I knew from my college playing days, of course, that what I told Jonathan was pure and utter bull! Lipovitan gives anyone who drinks it a mega-dose of caffeine so that the mind stays awake. It sure as hell does not give stamina!

The drink had the desired placebo effect on Jonathan, anyway; and that was all that mattered. He finished both of our remaining matches in top form as we swept aside the teams from Dumaguete and Iligan by similar scores of 3-nil. In fact, our scores against these two teams were better than those of West Negros. Were it not for some really questionable officiating in our opening match, we could easily have contested the final!

As for Jonathan, the important thing was that – with a little help from Lipovitan – he managed to overcome a psychological barrier that would have prevented him from becoming the football player that he eventually became. There was no looking back after that match against West Negros. His partnership with Jerry Acosta – forged in the Under-15 team – I rank to this day as the best ever in three decades of LSFC football!

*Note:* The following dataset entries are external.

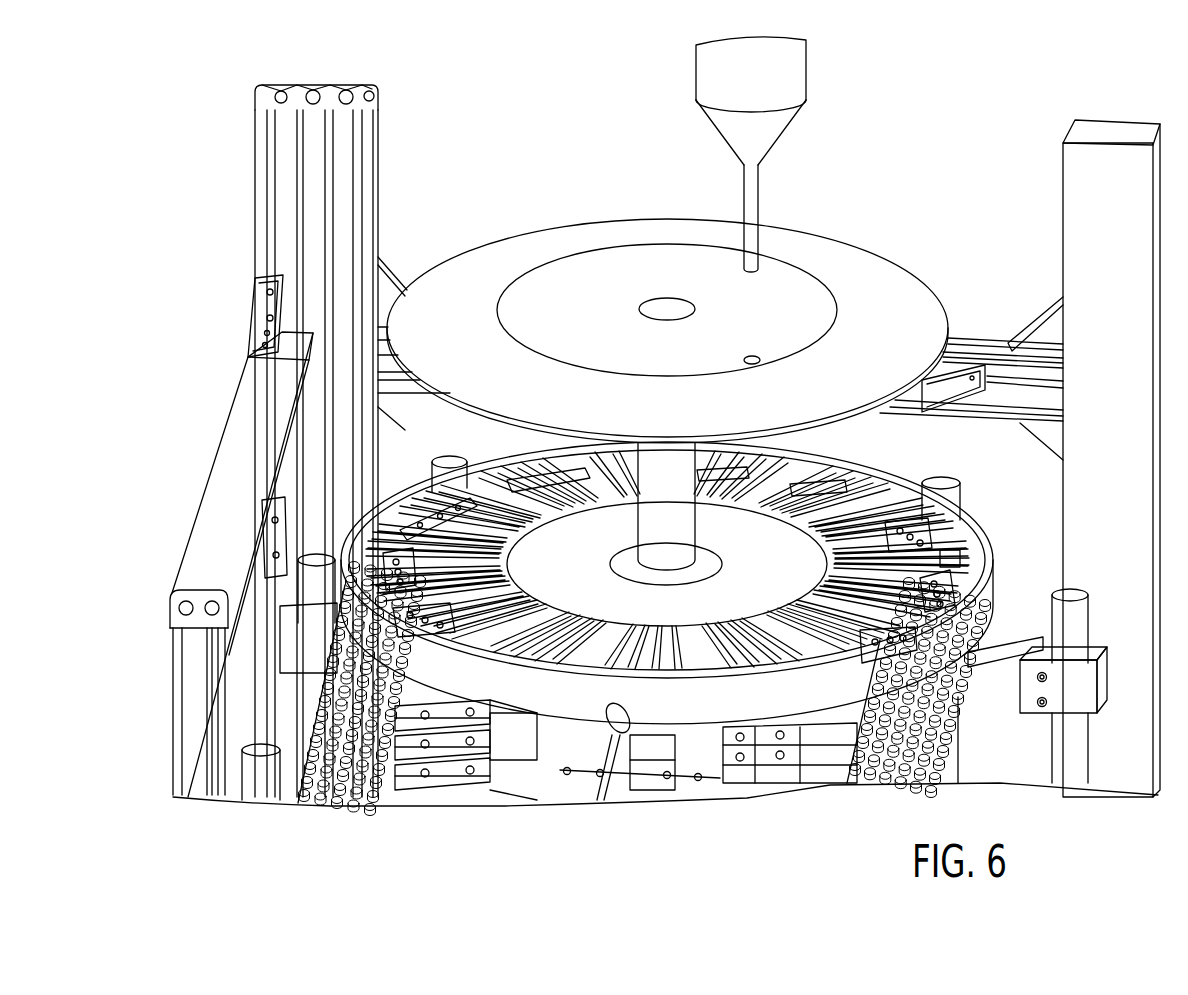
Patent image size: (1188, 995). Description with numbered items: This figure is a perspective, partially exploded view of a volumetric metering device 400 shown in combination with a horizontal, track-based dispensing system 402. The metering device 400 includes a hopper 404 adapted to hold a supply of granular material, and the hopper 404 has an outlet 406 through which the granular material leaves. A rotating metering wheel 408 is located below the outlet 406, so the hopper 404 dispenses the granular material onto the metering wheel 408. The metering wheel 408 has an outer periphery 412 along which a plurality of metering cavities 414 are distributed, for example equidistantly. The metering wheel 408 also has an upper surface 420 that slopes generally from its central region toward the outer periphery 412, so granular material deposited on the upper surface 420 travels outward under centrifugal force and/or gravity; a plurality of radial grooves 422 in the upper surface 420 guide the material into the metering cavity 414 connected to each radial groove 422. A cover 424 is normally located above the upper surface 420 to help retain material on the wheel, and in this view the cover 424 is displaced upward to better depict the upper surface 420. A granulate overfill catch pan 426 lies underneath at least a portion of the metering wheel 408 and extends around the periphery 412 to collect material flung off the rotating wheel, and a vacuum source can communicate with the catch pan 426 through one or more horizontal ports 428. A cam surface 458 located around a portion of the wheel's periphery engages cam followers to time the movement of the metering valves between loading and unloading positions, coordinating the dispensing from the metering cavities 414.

The metering device 400 is at (972, 258).
The horizontal, track-based dispensing system 402 is at (968, 745).
The hopper 404 is at (798, 73).
The outlet 406 is at (758, 196).
The rotating metering wheel 408 is at (756, 546).
The outer periphery 412 is at (892, 513).
The metering cavities 414 is at (937, 545).
The upper surface 420 is at (662, 600).
The radial grooves 422 is at (489, 612).
The cover 424 is at (580, 228).
The granulate overfill catch pan 426 is at (786, 700).
The horizontal ports 428 is at (623, 727).
The cam surface 458 is at (497, 483).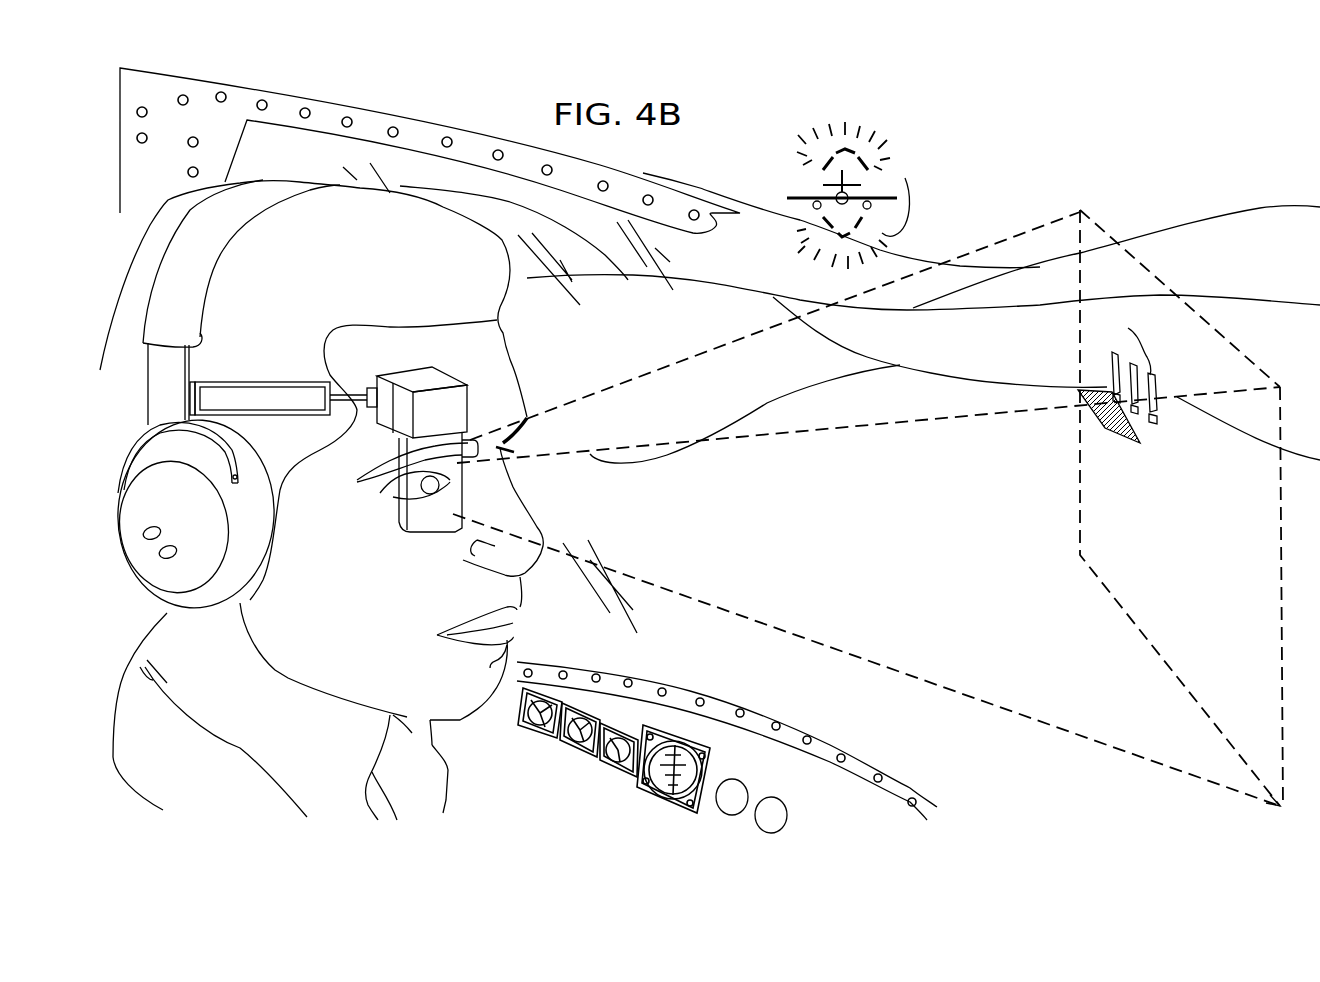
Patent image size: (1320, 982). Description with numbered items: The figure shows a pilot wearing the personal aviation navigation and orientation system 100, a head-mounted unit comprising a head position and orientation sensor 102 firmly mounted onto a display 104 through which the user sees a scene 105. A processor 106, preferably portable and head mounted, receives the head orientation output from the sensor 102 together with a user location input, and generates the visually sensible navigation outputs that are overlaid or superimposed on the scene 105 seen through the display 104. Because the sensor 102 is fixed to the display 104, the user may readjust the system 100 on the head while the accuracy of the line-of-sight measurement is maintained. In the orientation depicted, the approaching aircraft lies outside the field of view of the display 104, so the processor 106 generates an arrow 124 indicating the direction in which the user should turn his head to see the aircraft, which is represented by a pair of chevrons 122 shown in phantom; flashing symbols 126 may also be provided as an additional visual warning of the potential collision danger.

The personal aviation navigation and orientation system 100 is at (380, 411).
The head position and orientation sensor 102 is at (467, 383).
The display 104 is at (413, 511).
The scene 105 is at (1128, 592).
The processor 106 is at (407, 375).
The location indicator symbol 122 is at (860, 163).
The arrow 124 is at (1120, 446).
The flashing symbols 126 is at (1128, 365).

So how did Jonathan become LSFC’s great one-armed warrior? From the story that Jonathan himself told me, his family had gone somewhere when he was still only eight years old in the jeep that they owned and had an accident. The jeep fell onto its side and – regrettably – the right arm was chopped off.

I seem to remember Jonathan telling me that they even gave the arm a proper burial – and that he would, even as a player under me – continue to feel mysterious itches along an arm that was no longer there!

Losing the arm was a handicap; but Jonathan was never one to dwell on it! In fact, he could even draw humour from it. Once, during a RIFA match, the ball hit the stump that was all that was left of the arm. The referee blew his whistle for handball.

Jonathan looked quizzically at the referee, raised the stump and cried, “Ref?!” The referee could only grin back at him. For the record, it was indeed a foul, the missing forearm notwithstanding.

One of his teachers also could not get over the fact that, in her Religion class, when she asked the class a question, Jonathan would always comically raise the stump to call attention to himself. “Why could he not have just raised the left arm instead?” she would laughingly tell me.

It has been almost 25 years since Jonathan graduated from high school and left my football team. The fact that I still remember so much of what he was to me and my team is testament to the impression he left upon me – the coach who was so sure that he would not make it in my team; the coach who was so sure, after his father had pulled him out, that he would not be coming back.

Subsequent teams will remember that I used to ask the question, “Am I right or am I right?” In football, I am not the sort who is frequently wrong; and neither am I the sort who likes to ever be proven wrong.

There is, it is said, to every rule an exception. In my case, Jonathan was the example of when it actually felt great to be proven wrong!